The organization’s ethos of “big theatre in a small space” reverberates through these selections, as well, with all three showcasing complex stories to tell alongside the universal appeal of the music.
“People say about music that one of the true powers of music is that it becomes so associated with memory and experience and the phases of your life. The Carole King story is a really good story. She had obstacles and sadness in her life but was also triumphant. I also think ‘Doubt’ works on so many levels. It’s a mystery story. Did this priest do what he was accused of? It makes you think about relationships, about parenting, about religion, about a lot of things,” Bernstein said. “When it comes to ‘Rent,’ for people who are 40 and 50 years old, ‘Rent’ is a something of a Golden Age musical. It became a beloved piece in the ’90s, and 30 years later you can appreciate it all again. It was very prescient.
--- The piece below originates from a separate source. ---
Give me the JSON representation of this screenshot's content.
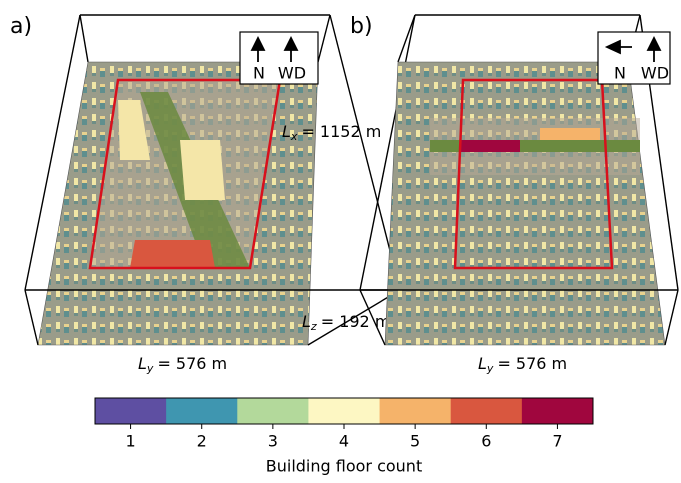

Social justice was being discussed in this work before people were talking about it in the way that they are today.”
“Both of these musicals are going to be nostalgic in different ways,” Marden said. “The famous rock score in ‘Rent’ is combined with a timeless story, and ‘Beautiful’ is going to be a show that has people singing and dancing when they walk out of the tent.”
In addition to dancing, audiences should anticipate moments of reflection.
“’Doubt’ is going to leave audiences with a lot of questions, which is what makes this show so powerful and unique. Be prepared to want to continue to talk about it long after you leave the theater,” Marden said.
These reflections help the Theatre Aspen team articulate all that Theatre Aspen has accomplished over the past four decades, as well as what’s to come. Bernstein says the organization is currently in continued conversations with the city of Aspen over its capital campaign bid to build a permanent structure in Rio Grande Park. This involves being engaged in testing and feasibility studies, as well as fundraising plans. And these mainstage productions are only the start of all that’s to come on this ruby anniversary.
“We have some wonderful upcoming special events in the works,” he said. “These three shows are the leading edge of a lot more.”
“Beautiful – The Carole King Musical”
Before she was hit-maker Carole King, she was Carole Klein, a spunky young songwriter from Brooklyn with a unique voice. From the chart-topping hits she wrote for the biggest acts in music to her own life-changing, trailblazing success with “Tapestry,” ‘Beautiful – The Carole King Musical” takes you back to where it all began. Featuring classics such as “You’ve Got a Friend,” “One Fine Day,” “So Far Away,” “Take Good Care of My Baby,” “Up on the Roof,” “You’ve Lost That Lovin’ Feeling,” “Will You Love Me Tomorrow” and “Natural Woman,” this Tony and Grammy award-winning musical phenomenon is filled with the songs you remember.
All the elements come together like clockwork in John Patrick Shanley’s play, “Doubt,” a story of suspicion cast on a priest’s behavior that is less about scandal than about nuanced questions of moral certainty. Winner of the 2005 Pulitzer Prize and Tony Award.
Set in the East Village of New York City, “Rent” is about falling in love, finding your voice and living for today. Winner of the Tony Award for Best Musical and the Pulitzer Prize for Drama, “Rent” has become a pop cultural phenomenon. Based loosely on Puccini’s “La Boheme,” Jonathan Larson’s “Rent” follows a year in the life of a group of impoverished young artists and musicians struggling to survive and create in New York’s Lower East Side, under the shadow of HIV/AIDS.
Additional information on the 40th anniversary season, including production dates, the Solo Flights festival of one-person shows and the popular Summer Cabaret Series will be announced shortly.